COVID 19 Leads to the Financial Crises in India


Indian Economy is one of the fastest growing economy in this decade, world’s developed economies looking on us as we provide them best market. But GDP downfall takes us somewhere back to 45 years which is totally unpalatable when we are trying to take our economy towards the 5 trillion economy status. Due to the spread of coronavirus, millions of people lose their jobs, which is directly influenced their demand pattern. After the spread of coronavirus and more than 3 months’ stringent lockdown economy is in a precarious situationAccording to McKinsey report, India should grow at 8 percent per annum to provide the employment to its growing population. Indian economy recorded negative growth and have to walk on tightrope, as per to the official data, Indian economy shrank by 23.9 percent in the second quarter of financial year 2020-21 because of the halting of the various economic activities. Consequently, labour sector further shrank.

Only the farm sector is showing some relief with 3.4 percent of growth while all other sector namely construction (-50 percent), Manufacturing (-47 percent), mining and quarrying recorded the highest falls.

The expenditure incurred in the 2nd quarter of 2020: Gross fixed capital formation decreases by -47.1 percent, inventories fell down by 20.8 percent, export went down by 19.8 percent while the public consumption increase by 16.4 percent as the government announces and implement various relief packages during coronavirus pandemic.

Although the revenue and expenditure both shrank but almost all the expenditures are in positive values while on the revenue side we have all negative values. This indicate that India is in a precarious situation. Economy is moving towards the starving situation. Countries like India, which is already home to the largest number of poor people in the world, get into the grip of extreme poverty because of the undefined steps took by the government.

Low economic growth rate ultimately effects the unorganized workers more than any one. Unorganized sector or marginalized workers contributes more than 85 percent of total labor force, consequently major source of income for this huge part of population. This part of population already fought with the demonetization and GST and spread of corona virus act as a catalyst. All the new investment and the undergoing production work will stop due to the low demand and lack of sufficient funds with the investors thus, again unemployment and hunger will increase among unorganized workers.

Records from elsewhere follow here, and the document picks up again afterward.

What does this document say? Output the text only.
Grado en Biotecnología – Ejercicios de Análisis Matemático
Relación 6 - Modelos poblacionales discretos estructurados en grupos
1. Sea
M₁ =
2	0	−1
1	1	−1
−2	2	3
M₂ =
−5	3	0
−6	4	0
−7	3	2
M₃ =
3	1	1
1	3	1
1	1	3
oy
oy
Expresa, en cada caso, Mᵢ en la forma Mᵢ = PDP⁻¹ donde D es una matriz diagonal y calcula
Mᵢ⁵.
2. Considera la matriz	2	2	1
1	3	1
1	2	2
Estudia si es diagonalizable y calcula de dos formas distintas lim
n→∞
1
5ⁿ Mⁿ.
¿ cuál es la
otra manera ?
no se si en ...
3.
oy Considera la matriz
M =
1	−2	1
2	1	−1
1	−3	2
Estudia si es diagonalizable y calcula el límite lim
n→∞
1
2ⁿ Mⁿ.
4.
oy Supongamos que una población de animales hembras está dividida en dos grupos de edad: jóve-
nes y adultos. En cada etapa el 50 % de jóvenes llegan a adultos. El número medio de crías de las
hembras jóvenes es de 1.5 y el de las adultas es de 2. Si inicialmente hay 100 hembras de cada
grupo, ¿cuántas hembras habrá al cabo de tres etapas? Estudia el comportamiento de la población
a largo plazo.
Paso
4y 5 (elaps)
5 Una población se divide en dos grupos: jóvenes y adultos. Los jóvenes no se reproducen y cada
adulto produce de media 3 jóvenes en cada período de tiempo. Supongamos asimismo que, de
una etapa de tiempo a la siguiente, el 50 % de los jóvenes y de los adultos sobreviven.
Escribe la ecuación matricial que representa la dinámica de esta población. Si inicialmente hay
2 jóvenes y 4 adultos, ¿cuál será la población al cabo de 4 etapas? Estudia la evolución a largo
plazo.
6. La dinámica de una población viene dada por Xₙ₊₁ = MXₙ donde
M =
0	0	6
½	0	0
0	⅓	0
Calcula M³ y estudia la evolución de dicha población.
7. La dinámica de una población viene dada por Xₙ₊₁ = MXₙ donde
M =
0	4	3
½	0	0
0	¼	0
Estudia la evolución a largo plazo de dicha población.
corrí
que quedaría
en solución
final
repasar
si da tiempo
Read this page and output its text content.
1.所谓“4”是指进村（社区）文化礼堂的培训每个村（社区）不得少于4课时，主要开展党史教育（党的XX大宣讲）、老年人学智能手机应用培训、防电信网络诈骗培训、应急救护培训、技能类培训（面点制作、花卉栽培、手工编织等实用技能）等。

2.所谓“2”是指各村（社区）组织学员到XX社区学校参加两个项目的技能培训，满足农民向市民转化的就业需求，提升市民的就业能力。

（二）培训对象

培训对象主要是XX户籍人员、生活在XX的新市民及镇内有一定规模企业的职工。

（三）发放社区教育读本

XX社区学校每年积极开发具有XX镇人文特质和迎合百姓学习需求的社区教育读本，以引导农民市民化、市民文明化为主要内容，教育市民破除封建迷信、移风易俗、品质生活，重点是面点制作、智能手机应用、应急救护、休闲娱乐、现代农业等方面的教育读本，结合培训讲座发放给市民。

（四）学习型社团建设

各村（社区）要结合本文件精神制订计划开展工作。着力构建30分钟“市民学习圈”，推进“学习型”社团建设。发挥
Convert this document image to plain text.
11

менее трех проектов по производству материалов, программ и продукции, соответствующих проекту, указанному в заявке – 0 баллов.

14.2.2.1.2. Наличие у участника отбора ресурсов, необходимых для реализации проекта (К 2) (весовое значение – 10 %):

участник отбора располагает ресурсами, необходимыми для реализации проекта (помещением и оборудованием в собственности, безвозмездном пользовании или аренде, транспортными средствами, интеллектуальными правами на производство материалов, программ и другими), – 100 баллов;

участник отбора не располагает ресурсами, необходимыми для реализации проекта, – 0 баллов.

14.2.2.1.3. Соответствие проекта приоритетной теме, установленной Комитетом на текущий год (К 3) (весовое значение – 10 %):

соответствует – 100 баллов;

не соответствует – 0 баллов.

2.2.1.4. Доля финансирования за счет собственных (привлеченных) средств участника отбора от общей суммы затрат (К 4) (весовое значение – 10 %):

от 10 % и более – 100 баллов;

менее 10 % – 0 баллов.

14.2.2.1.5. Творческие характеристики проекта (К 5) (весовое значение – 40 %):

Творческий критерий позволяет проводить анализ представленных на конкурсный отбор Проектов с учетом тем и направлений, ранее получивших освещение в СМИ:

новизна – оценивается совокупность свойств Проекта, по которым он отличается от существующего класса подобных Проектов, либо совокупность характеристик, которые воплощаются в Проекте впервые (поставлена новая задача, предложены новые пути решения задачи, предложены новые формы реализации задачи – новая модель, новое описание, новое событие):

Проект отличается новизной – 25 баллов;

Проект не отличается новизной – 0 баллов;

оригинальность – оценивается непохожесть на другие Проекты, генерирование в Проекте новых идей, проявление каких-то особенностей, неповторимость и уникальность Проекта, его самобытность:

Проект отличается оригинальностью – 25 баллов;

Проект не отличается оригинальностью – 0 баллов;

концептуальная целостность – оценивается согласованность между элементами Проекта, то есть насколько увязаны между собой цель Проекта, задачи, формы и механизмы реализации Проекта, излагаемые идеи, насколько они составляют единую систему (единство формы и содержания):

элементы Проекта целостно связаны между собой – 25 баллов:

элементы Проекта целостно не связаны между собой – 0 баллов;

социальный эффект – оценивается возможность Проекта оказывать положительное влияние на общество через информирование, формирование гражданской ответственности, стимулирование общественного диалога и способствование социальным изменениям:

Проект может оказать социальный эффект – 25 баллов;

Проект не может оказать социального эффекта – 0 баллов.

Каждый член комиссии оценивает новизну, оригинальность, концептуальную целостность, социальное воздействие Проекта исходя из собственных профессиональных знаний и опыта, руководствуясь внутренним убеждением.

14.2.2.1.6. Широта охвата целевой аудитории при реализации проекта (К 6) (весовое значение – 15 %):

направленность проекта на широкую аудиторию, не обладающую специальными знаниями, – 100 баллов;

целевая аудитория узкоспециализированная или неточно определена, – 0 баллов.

Time has come when the government has to take some hard decision about the nation welfare by leaving apart their other agendas. At the time when India need a friendly environment with all our neighboring economies we are on the verge of war. Indian economy need more money to make new investment which we can make only by the exports earning because India is not in a position to borrow more as the economy in already under high debt to GDP ratio.

Here at this point of time when India is under the triple crisis: health crisis, economic crisis and war crisis government should take following steps. Firstly; there is a need for some export-led-growth policy. More export more foreign currency means more chances to start various developmental programs, which ultimately increases the domestic demand and standard of living.

Secondly, government should think about the informal sector. Indian economy is based on unorganized sector especially the small business or we can say the MSMEs (Micro, Small and Medium Enterprises). More than 80 percent earnings in India depends on these small enterprises and other allied economic activities, thus government must implement some relief packages for these enterprises which are under the financial crisis due to demonetization and GST and now stringent lockdown 3, 4.Thirdly, there must be a health care infrastructure review. Government should work on healthcare sector so that in near future we can easily tackle down such health problems.